A Impulsão é a primeira e última qualidade a procurar no cavalo de sela se ele já naturalmente a possui ou a fazer-lha adquirir se ele não a possui em si próprio. É antes de mais a procura da franqueza no movimento para diante, para se tornar depois em cada cavalo não somente um desejo permanente desse movimento, mas uma verdadeira ideia fixa, que se manifesta duma maneira decisiva quando o cavaleiro cede a mão e o cavalo "sai" para diante sem qualquer outra solicitação. Assim, para o Equitador, a Impulsão deve ser no princípio a sua única preocupação, para se tornar ao longo do ensino do cavalo numa obsessão constante e continuada.

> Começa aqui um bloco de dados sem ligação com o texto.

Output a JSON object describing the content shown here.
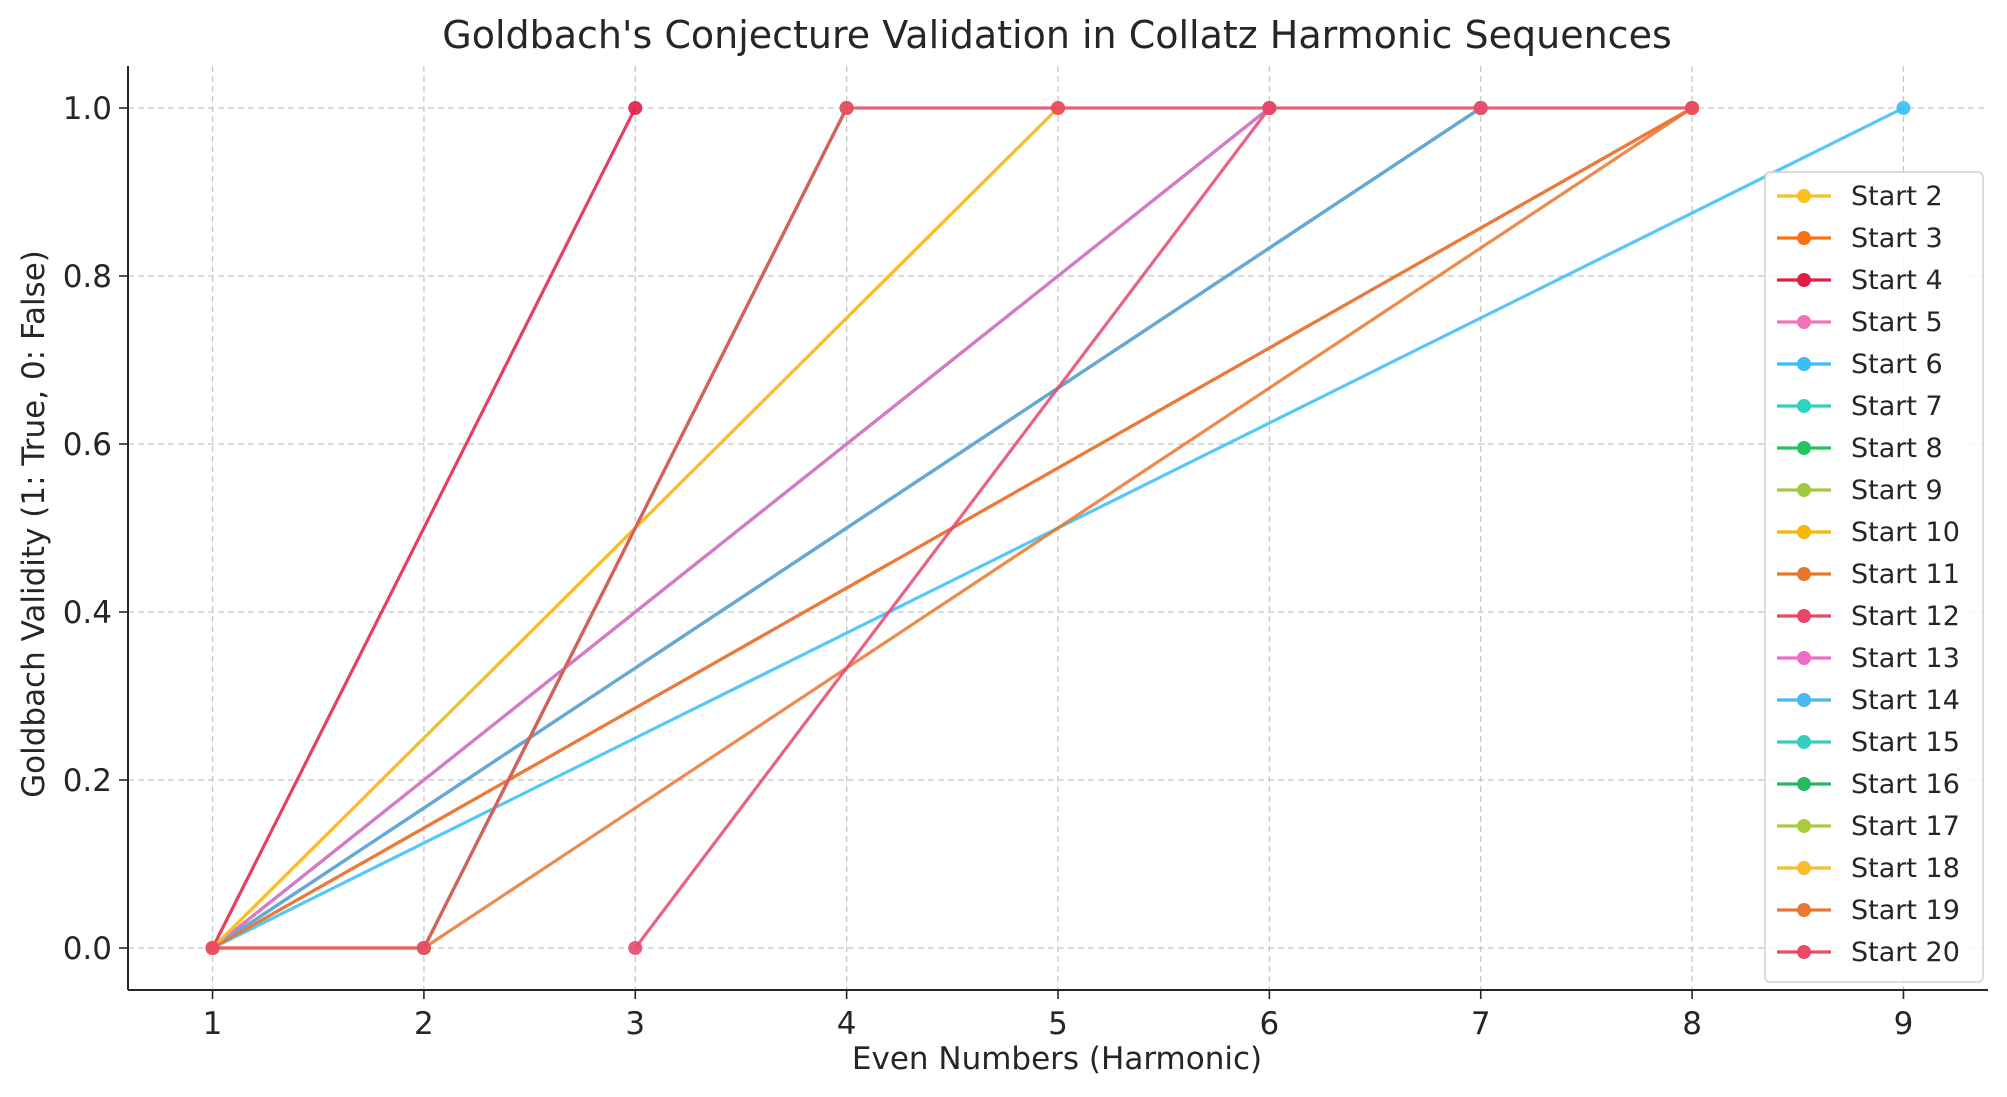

Por fim para a sua conquista ser completo, três objectivos de igual importância têm de ser conseguidos: O domínio da vontade do cavalo, isto é, a sua submissão total à vontade do homem.
O domínio das ancas, sede das forças impulsivas, que deverão não somente responder ao primeiro apelo das pernas, mas manter-se permanentemente activas, vibrantes, sob pena de constituírem pela sua inércia ou pela sua preguiça, uma fonte de resistências. O respeito absoluto da mão que regula e dirige a força e o movimento. Mas, se a impulsão é necessária para dar vida e força às articulações, paralelamente é fundamental desenvolver nestas a sua Flexibilidade.
Diz o General L’Hotte" que esta flexibilidade não pode ser adquirida senão depois de se ter disciplinado e preparado os músculos ou, se se prefere, as cordas que os fazem mover e os ter coordenado nas suas acções combinadas". Há pois toda uma ginástica a praticar, exercícios a executar. Eles são de duas espécies: Exercícios de flexibilidade lateral - que têm por fim descontrair o rim e fazer trabalhar assimetricamente os músculos; assegurar ao cavaleiro o domínio das ancas permitindo-lhe repor o cavalo direito. (Preocupação permanente com a amplitude dos andamentos, evitando a todo o custo a precipitação). Exercícios de flexibilidade longitudinal - que têm por fim favorecer a flexibilidade da coluna e por consequência a entrada dos posteriores e a mobilidade das ancas. Mas, se as ancas são a sede da impulsão, verdadeiro leme que dirige todo o movimento, o pescoço com toda a delicadeza que lhe advém da sua situação em relação à coluna vertebral, influenciando toda a massa, obriga o cavaleiro a tomar todas as precauções com a sua submissão, pois ele só é senhor do seu cavalo quando para além do domínio das ancas, puder regular a colocação da cabeça e do pescoço, acção da mão chegando à boca do cavalo sem brutalidade, com clareza e elasticidade, a cabeça flectida pela nuca, o chanfro adiante da vertical, a base do pescoço subida, arredondando-se, a nuca mantendo-se sempre o ponto mais elevado, numa posição que corresponde à atitude natural alta do pescoço do cavalo em liberdade (em equilíbrio e descontracção).